Derivative Fisher's Criterion

251 Views Asked by At

I am currently reading "Pattern recognition and machine learning" by Bishop. In section 4.1.4 the Fisher's Criterion is stated as: $$J(w)=\frac{w^TS_Bw}{w^TS_Ww}$$ where $w$ is a column vector, and $S_B$ and $S_W$ are symmetric matrices. I now want to calculate the derivative of that function, but only came this far using the quotient rule: \begin{align} \frac{dJ(w)}{dw} &=\frac{(w^TS_Bw)'w^TS_Ww-w^TS_Bw(w^TS_Ww)'}{(w^TS_Ww)^2} \end{align}

How do I calculate $(w^TS_Bw)'$ and $(w^TS_Ww)'$ ?

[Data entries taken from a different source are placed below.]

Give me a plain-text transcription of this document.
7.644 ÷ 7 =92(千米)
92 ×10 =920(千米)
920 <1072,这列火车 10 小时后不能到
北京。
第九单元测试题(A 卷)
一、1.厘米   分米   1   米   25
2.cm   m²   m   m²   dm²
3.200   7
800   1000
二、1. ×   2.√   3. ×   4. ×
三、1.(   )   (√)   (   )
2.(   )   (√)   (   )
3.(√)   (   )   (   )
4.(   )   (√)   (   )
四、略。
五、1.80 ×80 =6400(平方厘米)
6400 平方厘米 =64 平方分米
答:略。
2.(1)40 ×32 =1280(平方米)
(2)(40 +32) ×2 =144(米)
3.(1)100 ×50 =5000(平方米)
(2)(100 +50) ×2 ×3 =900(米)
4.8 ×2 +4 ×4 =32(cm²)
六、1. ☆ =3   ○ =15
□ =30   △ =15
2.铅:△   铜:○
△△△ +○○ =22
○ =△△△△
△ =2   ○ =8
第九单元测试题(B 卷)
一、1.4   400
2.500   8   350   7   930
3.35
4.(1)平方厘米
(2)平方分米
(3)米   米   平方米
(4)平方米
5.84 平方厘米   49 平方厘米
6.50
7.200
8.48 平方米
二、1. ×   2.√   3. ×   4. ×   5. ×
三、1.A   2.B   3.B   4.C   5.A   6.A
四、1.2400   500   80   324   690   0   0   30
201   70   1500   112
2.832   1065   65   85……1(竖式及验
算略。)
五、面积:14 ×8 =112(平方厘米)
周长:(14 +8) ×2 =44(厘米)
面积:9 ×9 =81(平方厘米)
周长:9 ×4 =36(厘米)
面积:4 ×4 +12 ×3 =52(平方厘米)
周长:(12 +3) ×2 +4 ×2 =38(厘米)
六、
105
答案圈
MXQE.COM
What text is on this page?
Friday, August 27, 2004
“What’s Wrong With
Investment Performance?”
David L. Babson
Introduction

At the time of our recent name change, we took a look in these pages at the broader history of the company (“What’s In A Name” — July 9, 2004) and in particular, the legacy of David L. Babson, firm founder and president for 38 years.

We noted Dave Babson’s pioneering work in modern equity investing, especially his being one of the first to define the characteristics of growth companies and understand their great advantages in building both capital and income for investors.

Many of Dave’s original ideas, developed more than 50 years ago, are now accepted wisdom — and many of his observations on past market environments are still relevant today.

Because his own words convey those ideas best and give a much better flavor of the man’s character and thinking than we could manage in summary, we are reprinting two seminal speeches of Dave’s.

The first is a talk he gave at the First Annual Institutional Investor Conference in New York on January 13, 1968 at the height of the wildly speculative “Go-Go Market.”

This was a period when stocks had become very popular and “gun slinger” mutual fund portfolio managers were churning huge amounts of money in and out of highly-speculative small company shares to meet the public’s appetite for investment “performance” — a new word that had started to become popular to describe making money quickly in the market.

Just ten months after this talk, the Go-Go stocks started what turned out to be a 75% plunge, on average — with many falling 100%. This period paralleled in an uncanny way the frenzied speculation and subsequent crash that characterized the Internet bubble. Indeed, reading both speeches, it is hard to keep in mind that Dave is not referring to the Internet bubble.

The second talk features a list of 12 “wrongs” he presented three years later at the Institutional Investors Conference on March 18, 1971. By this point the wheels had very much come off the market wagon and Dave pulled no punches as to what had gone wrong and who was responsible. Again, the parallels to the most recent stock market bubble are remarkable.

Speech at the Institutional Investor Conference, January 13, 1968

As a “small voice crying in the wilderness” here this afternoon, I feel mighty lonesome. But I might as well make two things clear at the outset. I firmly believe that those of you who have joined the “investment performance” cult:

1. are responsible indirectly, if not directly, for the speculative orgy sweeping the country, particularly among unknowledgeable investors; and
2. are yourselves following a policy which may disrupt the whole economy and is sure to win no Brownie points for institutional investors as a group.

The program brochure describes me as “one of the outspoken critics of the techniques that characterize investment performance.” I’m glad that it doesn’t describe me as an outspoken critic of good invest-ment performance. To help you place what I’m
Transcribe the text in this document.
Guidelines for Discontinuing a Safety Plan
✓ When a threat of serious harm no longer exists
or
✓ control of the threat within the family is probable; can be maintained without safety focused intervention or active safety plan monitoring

I do get it's ought to be $S_B w$ and $S_W w$, but I do not get why, especially because it is stated here: http://www.cs.huji.ac.il/~csip/tirgul3_derivatives.pdf that $\frac{\partial x^T A x}{\partial x} = x^T (A + A^T)$ when $x$ is a column vector and $A$ is a matrix.

1

There are 1 best solutions below

2
On

In Bishop the convention is that the derivative of a scalar function with respect to a vector variable is a column vector. This can be seen in one of the formulas in his Matrix Derivatives section: $$ {\partial\over \partial {\bf x}}({\bf x}^T{\bf a}) ={\partial\over \partial {\bf x}}({\bf a}^T{\bf x}) ={\bf a}\tag{C.19} $$ By this convention, you can prove that if $\bf A$ is a (conformable) constant matrix, then $$ {\partial\over \partial {\bf x}}({\bf x}^T{\bf Ax})=({\bf A} + {\bf A}^T){\bf x} $$ To get your result you use the fact that both $S_B$ and $S_W$ are symmetric matrices, so they are equal to their transposes.